The letter was organized by the CoPIRG Foundation, a Denver-based consumer watchdog group. The group’s director, Danny Katz, joined Hancock during an online conference call.
Katz said cities and states are basically competing against for supplies from the feds.
Hancock called the lack of foresight for the potential pandemic “an embarrassment” for the country, saying the federal government “completely failed” to prepare the nation because the White House was in denial about a potential pandemic. He praised Gov. Jared Polis for his handling of the outbreak.
Denver has spent $11 million on supplies, equipment and facilities in response to the pandemic, according to an internal memo to city government employees obtained by Denverite.
Hancock noted the city has received just a fraction of the PPE it’s requested.
The city’s Joint Information Center said in an email to Denverite these items are requested from the federal government, the state and other agencies, as well as private vendors.
For example, the city received 18,640 N-95 masks as of Tuesday but asked for 77,394. An additional 322,555 masks are on order, including at least 20,000 scheduled to arrive this month, according to the latest emergency situation report, which details the city’s response to the virus and equipment stockpile. The city has also requested nearly 1 million surgical masks.
The city is expecting a shipment of additional N-95 masks (600) and gloves (3,000) on Wednesday, according to the report. New shipments of surgical masks and gowns are expected Friday, while the newest shipment of face shields is scheduled for April 14.

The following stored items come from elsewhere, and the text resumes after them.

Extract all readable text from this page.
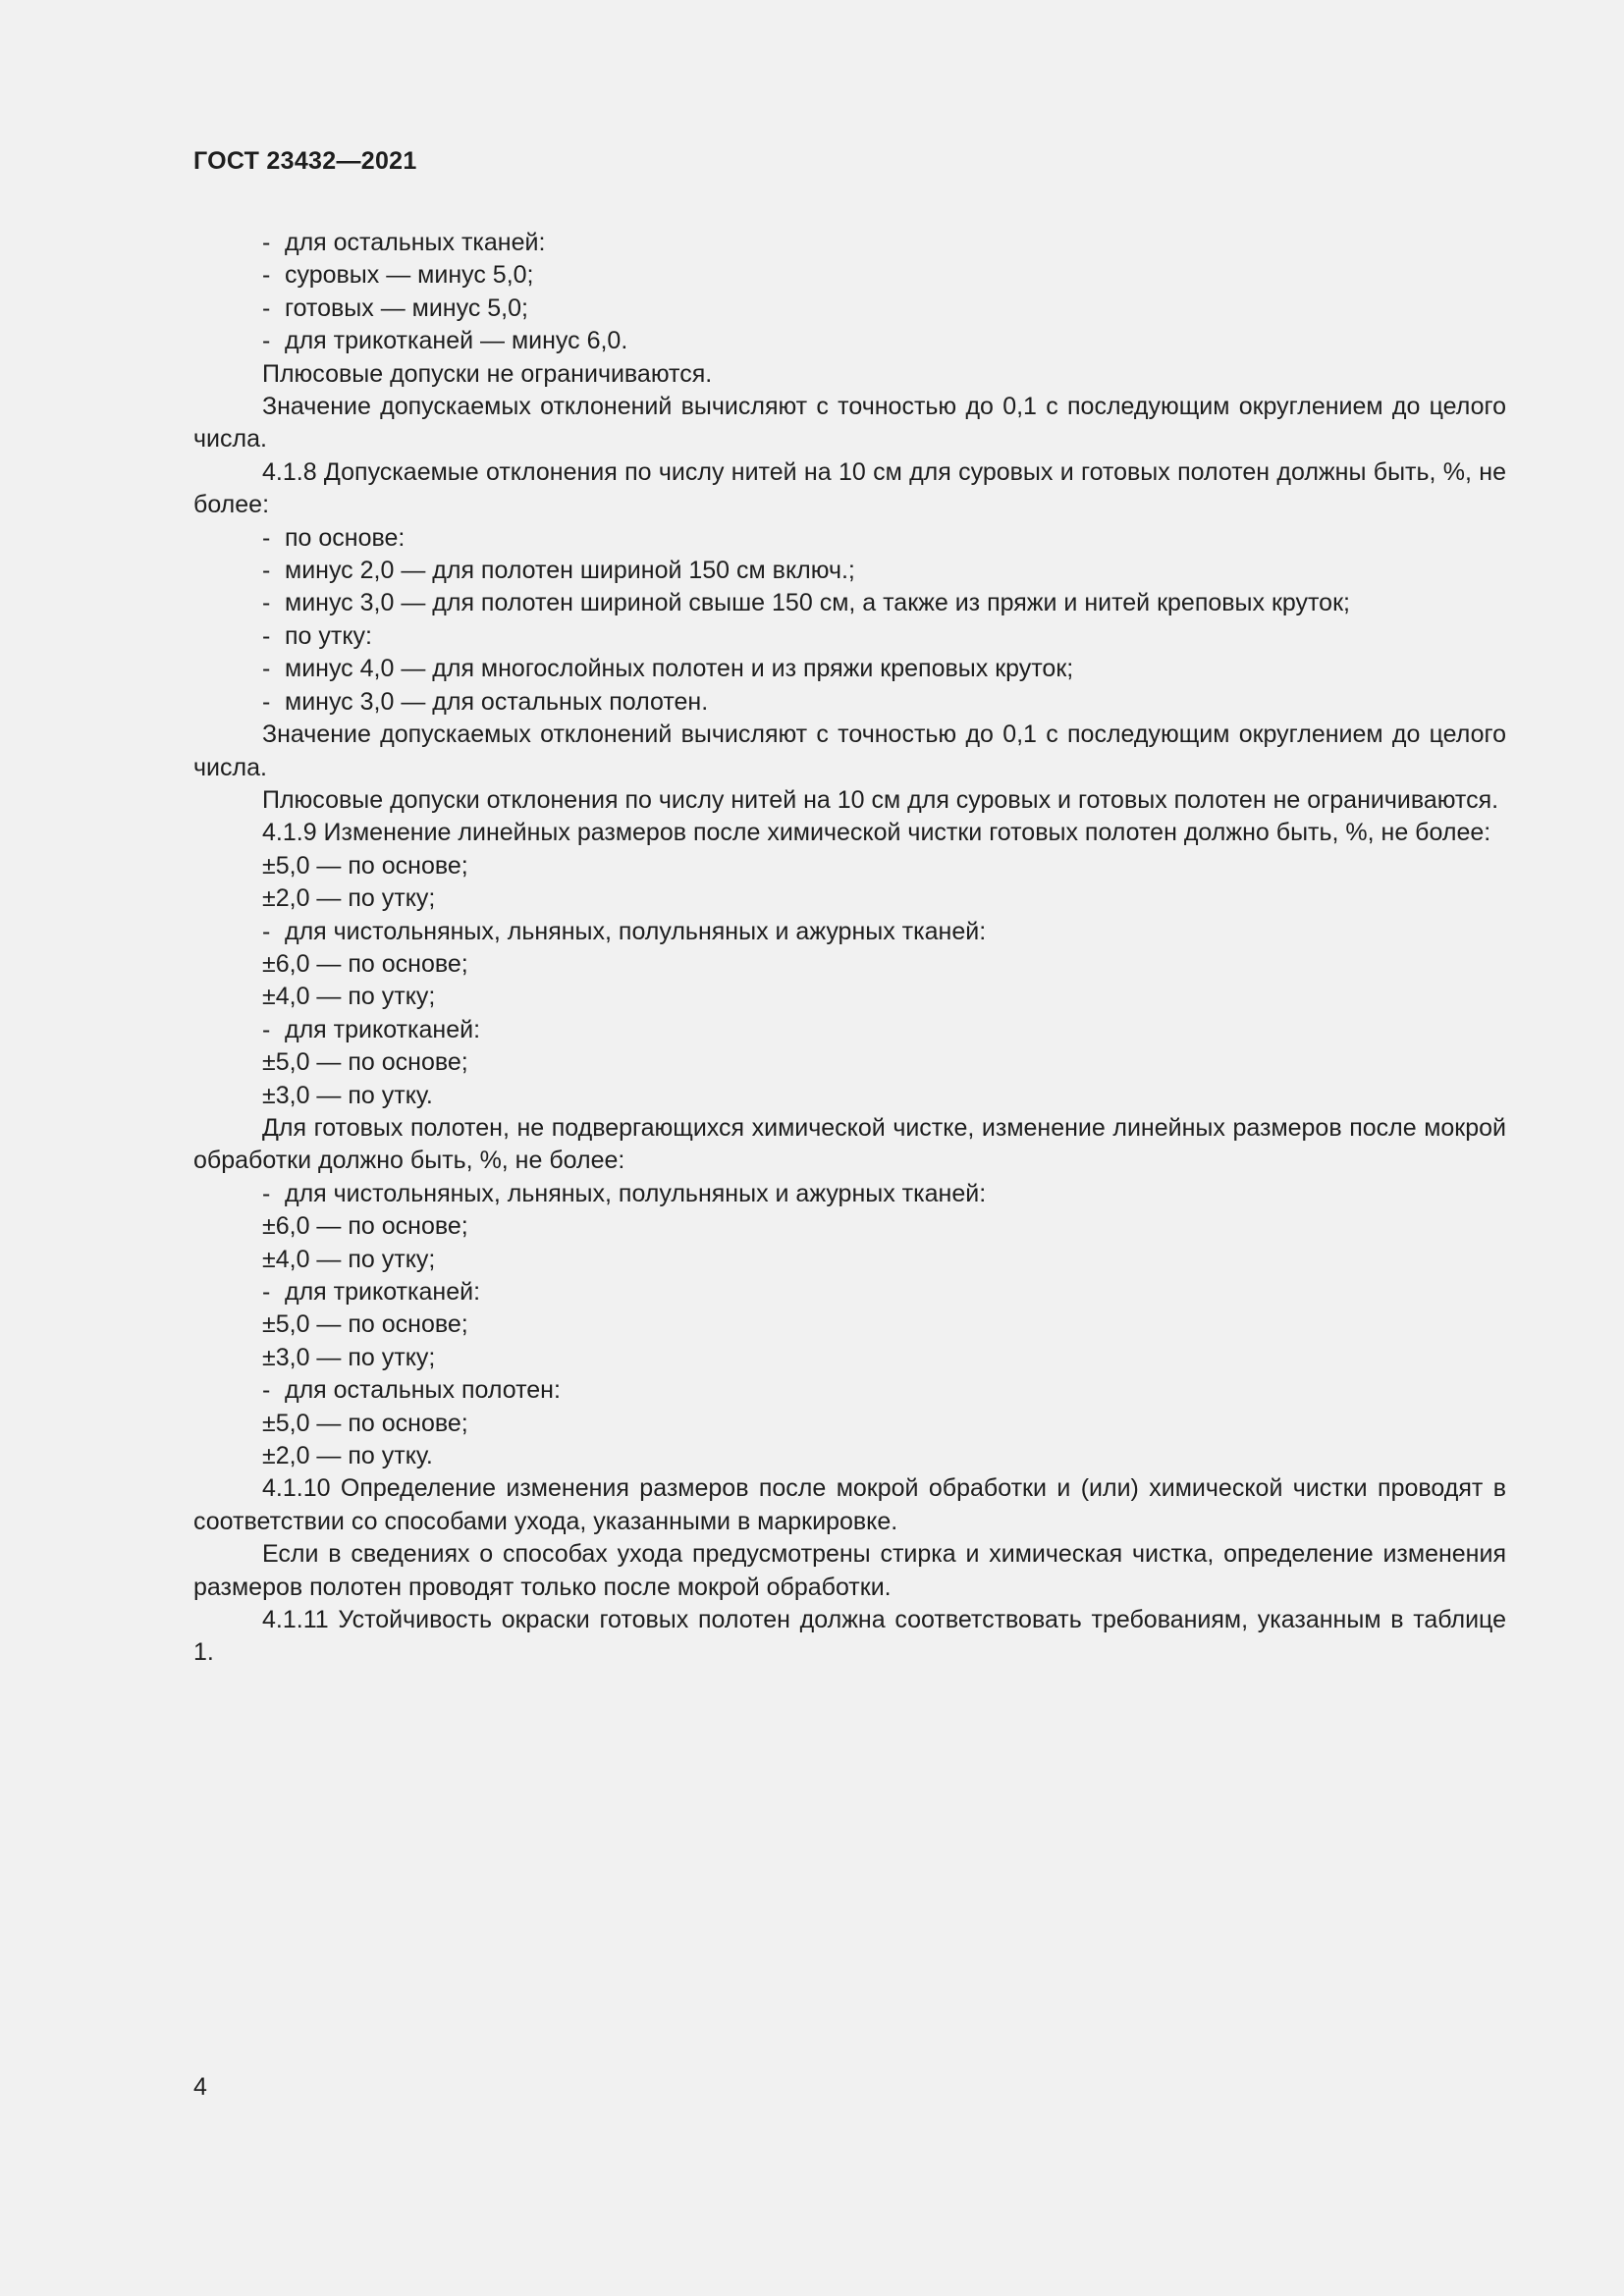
ГОСТ 23432—2021
- для остальных тканей:
- суровых — минус 5,0;
- готовых — минус 5,0;
- для трикотканей — минус 6,0.
Плюсовые допуски не ограничиваются.
Значение допускаемых отклонений вычисляют с точностью до 0,1 с последующим округлением до целого числа.
4.1.8 Допускаемые отклонения по числу нитей на 10 см для суровых и готовых полотен должны быть, %, не более:
- по основе:
- минус 2,0 — для полотен шириной 150 см включ.;
- минус 3,0 — для полотен шириной свыше 150 см, а также из пряжи и нитей креповых круток;
- по утку:
- минус 4,0 — для многослойных полотен и из пряжи креповых круток;
- минус 3,0 — для остальных полотен.
Значение допускаемых отклонений вычисляют с точностью до 0,1 с последующим округлением до целого числа.
Плюсовые допуски отклонения по числу нитей на 10 см для суровых и готовых полотен не ограничиваются.
4.1.9 Изменение линейных размеров после химической чистки готовых полотен должно быть, %, не более:
±5,0 — по основе;
±2,0 — по утку;
- для чистольняных, льняных, полульняных и ажурных тканей:
±6,0 — по основе;
±4,0 — по утку;
- для трикотканей:
±5,0 — по основе;
±3,0 — по утку.
Для готовых полотен, не подвергающихся химической чистке, изменение линейных размеров после мокрой обработки должно быть, %, не более:
- для чистольняных, льняных, полульняных и ажурных тканей:
±6,0 — по основе;
±4,0 — по утку;
- для трикотканей:
±5,0 — по основе;
±3,0 — по утку;
- для остальных полотен:
±5,0 — по основе;
±2,0 — по утку.
4.1.10 Определение изменения размеров после мокрой обработки и (или) химической чистки проводят в соответствии со способами ухода, указанными в маркировке.
Если в сведениях о способах ухода предусмотрены стирка и химическая чистка, определение изменения размеров полотен проводят только после мокрой обработки.
4.1.11 Устойчивость окраски готовых полотен должна соответствовать требованиям, указанным в таблице 1.
4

As of Tuesday, the city has distributed the following PPE:
- 18,640 N-95 masks
- 25,000 surgical masks
- 10,266 gowns
- 74,950 gloves
- 4,608 face-shields
Hancock said PPE isn’t just used for medical professionals, but people working with vulnerable populations like people experiencing homelessness.
“Criteria examples are First Responders, Hospitals, contact with people, shelter workers among others,” the JIC said in an email. “Our priority is always making sure people safe and taken care off.”
Got extra PPE supplies? You can donate them.
PPE and disinfectants can be donated to the city. Drop off unused goods at Parks & Recreation Maintenance Building, at 4495 North Jason St., Monday through Friday between 6 a.m. to 4 p.m.